4. Fiança Bancária ou Seguro Garantia
Substituindo a execução direta de investimentos, bancos podem exigir fiança bancária ou seguro garantia como forma de cobertura de inadimplência.
- Apólice de seguro garantia com cláusulas claras sobre acionamento.
- Contrato de fiança bancária com definição de responsabilidades.
- Avaliação de crédito do fiador ou seguradora.
5. Instrumentos de Confissão de Dívida
Para reforçar a cobrança, bancos podem solicitar que clientes firmem uma confissão de dívida, formalizando a obrigação de pagamento.
- Documento de confissão de dívida com reconhecimento de firma.
- Cláusulas de penalidade e atualização monetária.
- Testemunhas ou registro em cartório, quando necessário.
6. Adendos Contratuais de Crédito
Bancos precisarão revisar contratos de crédito vigentes, adicionando cláusulas que reflitam a nova realidade da impenhorabilidade.
- Adendos contratuais que detalhem garantias alternativas.
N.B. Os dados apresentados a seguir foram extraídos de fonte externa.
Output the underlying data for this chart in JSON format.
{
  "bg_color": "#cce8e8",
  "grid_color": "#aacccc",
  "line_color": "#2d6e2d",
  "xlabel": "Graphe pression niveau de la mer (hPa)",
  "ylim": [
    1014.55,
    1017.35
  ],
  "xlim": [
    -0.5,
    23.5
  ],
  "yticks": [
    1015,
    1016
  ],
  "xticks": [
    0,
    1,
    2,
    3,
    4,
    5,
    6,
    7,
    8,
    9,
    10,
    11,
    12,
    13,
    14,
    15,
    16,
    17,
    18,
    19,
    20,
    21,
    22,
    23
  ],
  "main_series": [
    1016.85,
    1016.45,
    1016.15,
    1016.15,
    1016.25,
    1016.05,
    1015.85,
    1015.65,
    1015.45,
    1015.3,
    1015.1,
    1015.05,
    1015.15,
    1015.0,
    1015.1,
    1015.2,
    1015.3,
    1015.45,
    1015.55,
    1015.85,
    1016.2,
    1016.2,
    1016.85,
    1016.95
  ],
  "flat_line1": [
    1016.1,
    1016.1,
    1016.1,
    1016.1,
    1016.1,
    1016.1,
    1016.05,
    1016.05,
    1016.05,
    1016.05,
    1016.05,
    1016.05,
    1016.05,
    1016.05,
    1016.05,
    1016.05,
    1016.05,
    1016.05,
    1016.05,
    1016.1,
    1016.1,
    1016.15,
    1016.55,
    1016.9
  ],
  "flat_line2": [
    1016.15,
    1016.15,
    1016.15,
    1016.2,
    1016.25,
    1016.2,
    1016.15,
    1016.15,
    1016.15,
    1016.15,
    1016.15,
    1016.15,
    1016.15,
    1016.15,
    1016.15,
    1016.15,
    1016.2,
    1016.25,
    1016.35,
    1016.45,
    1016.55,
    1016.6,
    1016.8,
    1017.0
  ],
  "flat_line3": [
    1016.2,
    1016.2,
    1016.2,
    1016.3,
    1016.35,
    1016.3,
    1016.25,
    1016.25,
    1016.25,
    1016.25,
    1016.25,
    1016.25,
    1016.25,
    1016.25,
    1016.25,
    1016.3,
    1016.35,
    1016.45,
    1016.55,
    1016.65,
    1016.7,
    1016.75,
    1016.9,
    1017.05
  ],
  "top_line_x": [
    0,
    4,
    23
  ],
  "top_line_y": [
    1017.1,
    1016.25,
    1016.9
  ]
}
- Termo de ciência e concordância do cliente.
- Atualização de políticas de crédito e cobrança.
7. Compliance e Política de Gestão de Garantias
O setor de compliance deve revisar suas políticas internas para garantir alinhamento com a decisão do STJ.
- Política interna de concessão de crédito atualizada.
- Procedimentos de análise de risco e concessão de garantias.
- Relatórios periódicos de auditoria e conformidade.
8. Registro no Sistema Nacional de Gravames (SNG)
Para bens móveis como veículos, o registro das garantias deve ser feito no SNG, assegurando prioridade em caso de inadimplência.
- Registro de gravame no sistema eletrônico.
- Contrato de garantia com cláusula de alienação fiduciária.
9. Comunicação ao Banco Central (BACEN)
Bancos precisam manter atualizados os registros de operações garantidas conforme as normas do BACEN, especialmente em casos de securitização ou cessão de crédito.
- Relatórios de crédito atualizados no Sistema de Informações de Crédito (SCR).
- Declaração de compliance com normas prudenciais.
Para operar de forma segura e em conformidade com a nova decisão do STJ, os bancos precisarão reforçar sua documentação de garantias e revisar contratos de crédito. A adoção de instrumentos como alienação fiduciária, cessão fiduciária, seguros de crédito e fianças bancárias será fundamental para proteger suas operações financeiras.
Empresas que mantêm uma gestão documental completa e alinhada às exigências legais estarão mais preparadas para minimizar riscos e garantir a sustentabilidade financeira de suas operações de crédito.